Bear didn’t deny a thing.  He even told them about the other shootings and where the bodies usually went and how.  “Just protecting my investment,” he added.  There was a Glock in his waist band.

“The fact is, Bear, that fire didn’t destroy enough.  There was enough left in the ashes to identify where a good amount of that stuff came from, which means it is evidence to hundreds of felonies.  Felonies, Bear, the big fucking F!”

“Plus,” Clint added, “They got an easy arson case, they got your foot tracks, your gun shells and the slugs from the bodies.”

“All that points back to us, Bear. Can you feel me?” asked Pat.

Bear thumbed he handle of his Glock.  “So, what you gonna do?”

Pat was actually reaching for a cigarette, but Bear could not have known that.  He really didn’t know Pat all that well to begin with.  He didn’t even know the guy smoked.  So Bear drew fast and fired.  He put one right between Pat’s shocked eyes and blew brain matter all over Clint and Chuck.  Clint, however, was nonplussed and had the Smith & Wesson out if its ankle holster and into his hand before Bear could adjust his line of fire.  Clint fired until the revolver was empty.  Bear’s head and chest were literally blown to pieces and the whole of his living room wall was done in sociopath Picasso.  Clint raised up slowly, and started reaching for the speed-loader on his belt.  He caught movement out of the side of his eye and turned just in time to see Chuck fire.  The slug hit him square in the forehead and left no doubt as to whether or not Clint lived.  Hollow points at close range tend to do just that.

Chuck took only a few minutes to find the money Bear pulled out of Vinnie’s safe.  He packed it into a pillow case.  With one last glance at Bear and Clint and Pat, Chuck blew out the pilot light, turned on all the burners and left a burning candle in the next room.  He shut all the windows and doors and took “the” truck to a wrecking yard and sold it for scrap.  A taxi took him home where he spent the next three days hacking the accounts of Clint and Pat.  When they were empty, Chuck took off for his sexcation in Southeast Asia.

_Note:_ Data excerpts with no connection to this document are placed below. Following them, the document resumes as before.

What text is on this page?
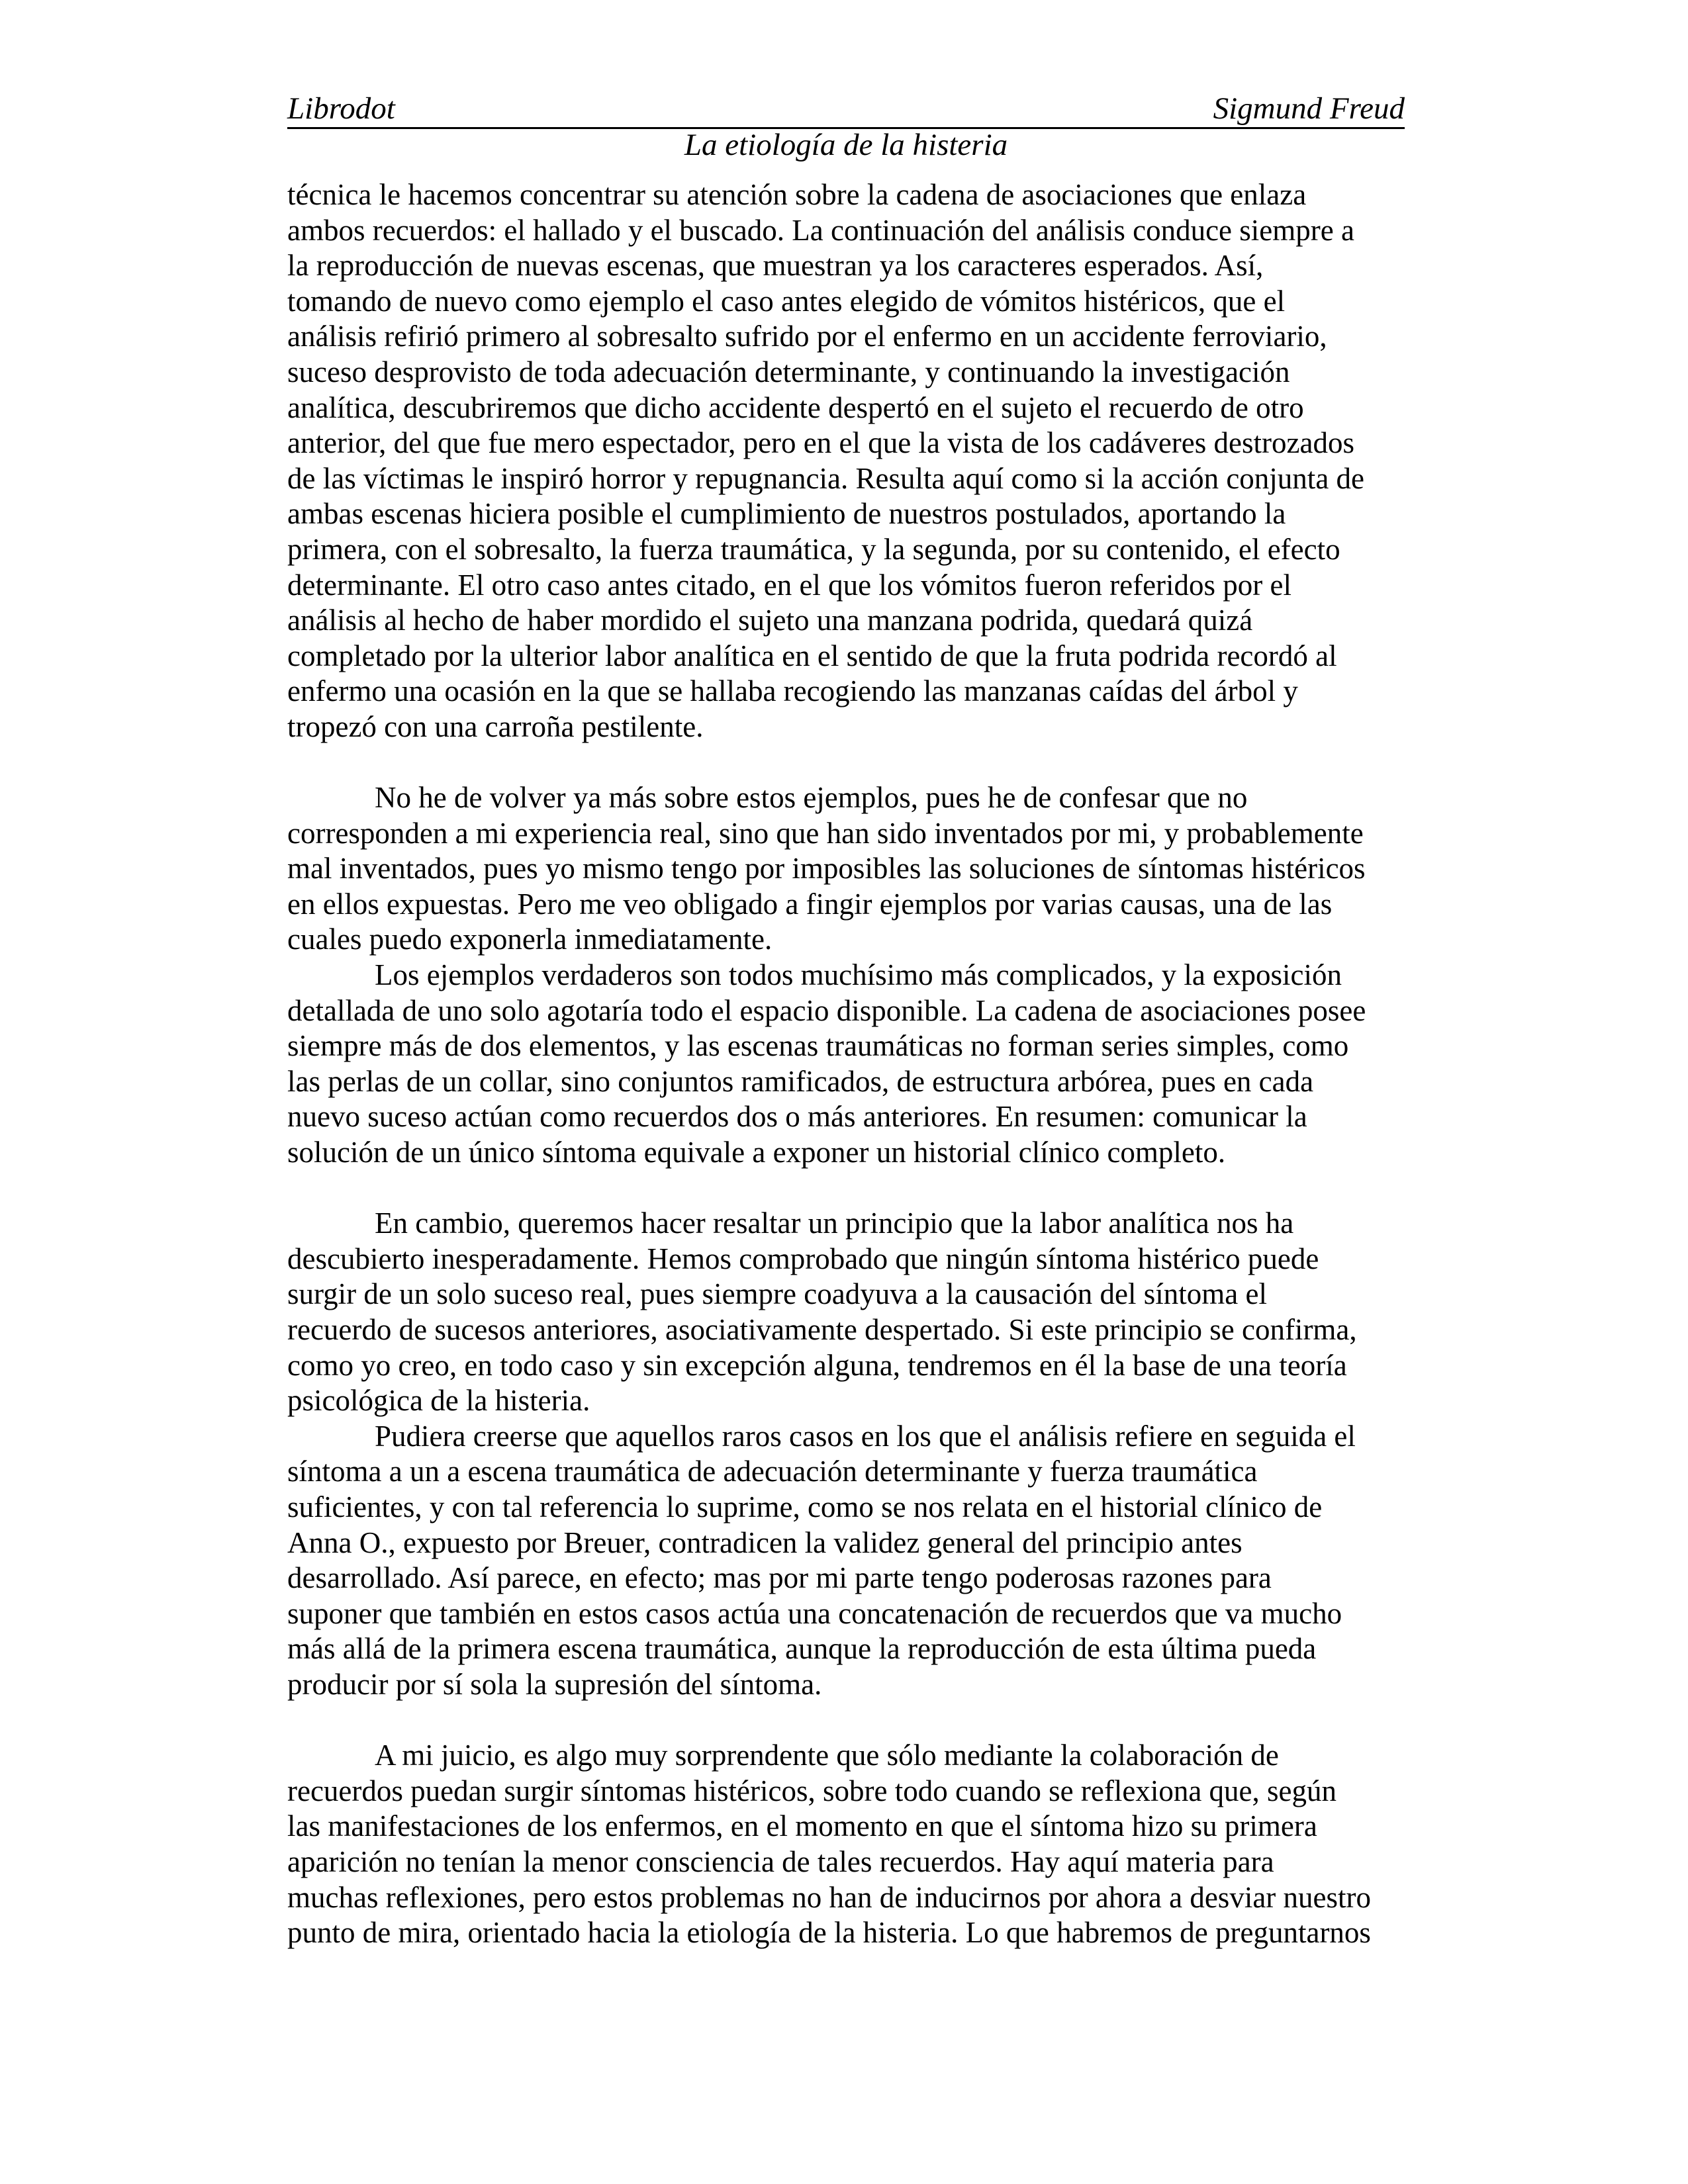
Librodot	Sigmund Freud
La etiología de la histeria

técnica le hacemos concentrar su atención sobre la cadena de asociaciones que enlaza
ambos recuerdos: el hallado y el buscado. La continuación del análisis conduce siempre a
la reproducción de nuevas escenas, que muestran ya los caracteres esperados. Así,
tomando de nuevo como ejemplo el caso antes elegido de vómitos histéricos, que el
análisis refirió primero al sobresalto sufrido por el enfermo en un accidente ferroviario,
suceso desprovisto de toda adecuación determinante, y continuando la investigación
analítica, descubriremos que dicho accidente despertó en el sujeto el recuerdo de otro
anterior, del que fue mero espectador, pero en el que la vista de los cadáveres destrozados
de las víctimas le inspiró horror y repugnancia. Resulta aquí como si la acción conjunta de
ambas escenas hiciera posible el cumplimiento de nuestros postulados, aportando la
primera, con el sobresalto, la fuerza traumática, y la segunda, por su contenido, el efecto
determinante. El otro caso antes citado, en el que los vómitos fueron referidos por el
análisis al hecho de haber mordido el sujeto una manzana podrida, quedará quizá
completado por la ulterior labor analítica en el sentido de que la fruta podrida recordó al
enfermo una ocasión en la que se hallaba recogiendo las manzanas caídas del árbol y
tropezó con una carroña pestilente.

No he de volver ya más sobre estos ejemplos, pues he de confesar que no
corresponden a mi experiencia real, sino que han sido inventados por mi, y probablemente
mal inventados, pues yo mismo tengo por imposibles las soluciones de síntomas histéricos
en ellos expuestas. Pero me veo obligado a fingir ejemplos por varias causas, una de las
cuales puedo exponerla inmediatamente.

Los ejemplos verdaderos son todos muchísimo más complicados, y la exposición
detallada de uno solo agotaría todo el espacio disponible. La cadena de asociaciones posee
siempre más de dos elementos, y las escenas traumáticas no forman series simples, como
las perlas de un collar, sino conjuntos ramificados, de estructura arbórea, pues en cada
nuevo suceso actúan como recuerdos dos o más anteriores. En resumen: comunicar la
solución de un único síntoma equivale a exponer un historial clínico completo.

En cambio, queremos hacer resaltar un principio que la labor analítica nos ha
descubierto inesperadamente. Hemos comprobado que ningún síntoma histérico puede
surgir de un solo suceso real, pues siempre coadyuva a la causación del síntoma el
recuerdo de sucesos anteriores, asociativamente despertado. Si este principio se confirma,
como yo creo, en todo caso y sin excepción alguna, tendremos en él la base de una teoría
psicológica de la histeria.

Pudiera creerse que aquellos raros casos en los que el análisis refiere en seguida el
síntoma a un a escena traumática de adecuación determinante y fuerza traumática
suficientes, y con tal referencia lo suprime, como se nos relata en el historial clínico de
Anna O., expuesto por Breuer, contradicen la validez general del principio antes
desarrollado. Así parece, en efecto; mas por mi parte tengo poderosas razones para
suponer que también en estos casos actúa una concatenación de recuerdos que va mucho
más allá de la primera escena traumática, aunque la reproducción de esta última pueda
producir por sí sola la supresión del síntoma.

A mi juicio, es algo muy sorprendente que sólo mediante la colaboración de
recuerdos puedan surgir síntomas histéricos, sobre todo cuando se reflexiona que, según
las manifestaciones de los enfermos, en el momento en que el síntoma hizo su primera
aparición no tenían la menor consciencia de tales recuerdos. Hay aquí materia para
muchas reflexiones, pero estos problemas no han de inducirnos por ahora a desviar nuestro
punto de mira, orientado hacia la etiología de la histeria. Lo que habremos de preguntarnos
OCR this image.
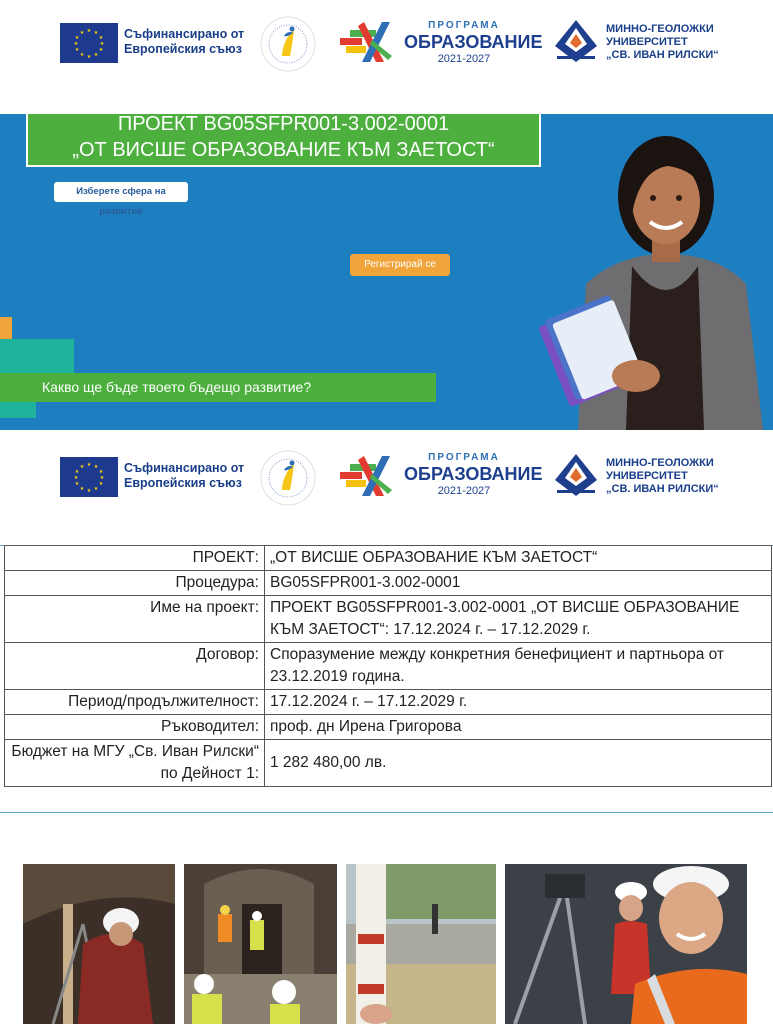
★ ★
★
★
★
★
★
★
★
★
★
★	Съфинансирано от
Европейския съюз
ПРОГРАМА
ОБРАЗОВАНИЕ
2021-2027
МИННО-ГЕОЛОЖКИ
УНИВЕРСИТЕТ
„СВ. ИВАН РИЛСКИ“
ПРОЕКТ BG05SFPR001-3.002-0001
„ОТ ВИСШЕ ОБРАЗОВАНИЕ КЪМ ЗАЕТОСТ“
Изберете сфера на развитие
Регистрирай се
Какво ще бъде твоето бъдещо развитие?
★ ★
★
★
★
★
★
★
★
★
★
★	Съфинансирано от
Европейския съюз
ПРОГРАМА
ОБРАЗОВАНИЕ
2021-2027
МИННО-ГЕОЛОЖКИ
УНИВЕРСИТЕТ
„СВ. ИВАН РИЛСКИ“
ПРОЕКТ:	„ОТ ВИСШЕ ОБРАЗОВАНИЕ КЪМ ЗАЕТОСТ“
Процедура:	BG05SFPR001-3.002-0001
Име на проект:	ПРОЕКТ BG05SFPR001-3.002-0001 „ОТ ВИСШЕ ОБРАЗОВАНИЕ КЪМ ЗАЕТОСТ“: 17.12.2024 г. – 17.12.2029 г.
Договор:	Споразумение между конкретния бенефициент и партньора от 23.12.2019 година.
Период/продължителност:	17.12.2024 г. – 17.12.2029 г.
Ръководител:	проф. дн Ирена Григорова
Бюджет на МГУ „Св. Иван Рилски“ по Дейност 1:	1 282 480,00 лв.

Ten days later Chuck was found dead in an alley behind some whore house in Singapore.  Ten feet from his body one of his assailants lay with a Parker Pen stuck in his jugular.  They found Chuck without his watch, rings, wallet and cell phone.  The detective figured a second guy came around and scavenged the loose booty, or at least, that is how he reported it.  Shaking his head the detective murmured:  The second mouse always gets the cheese.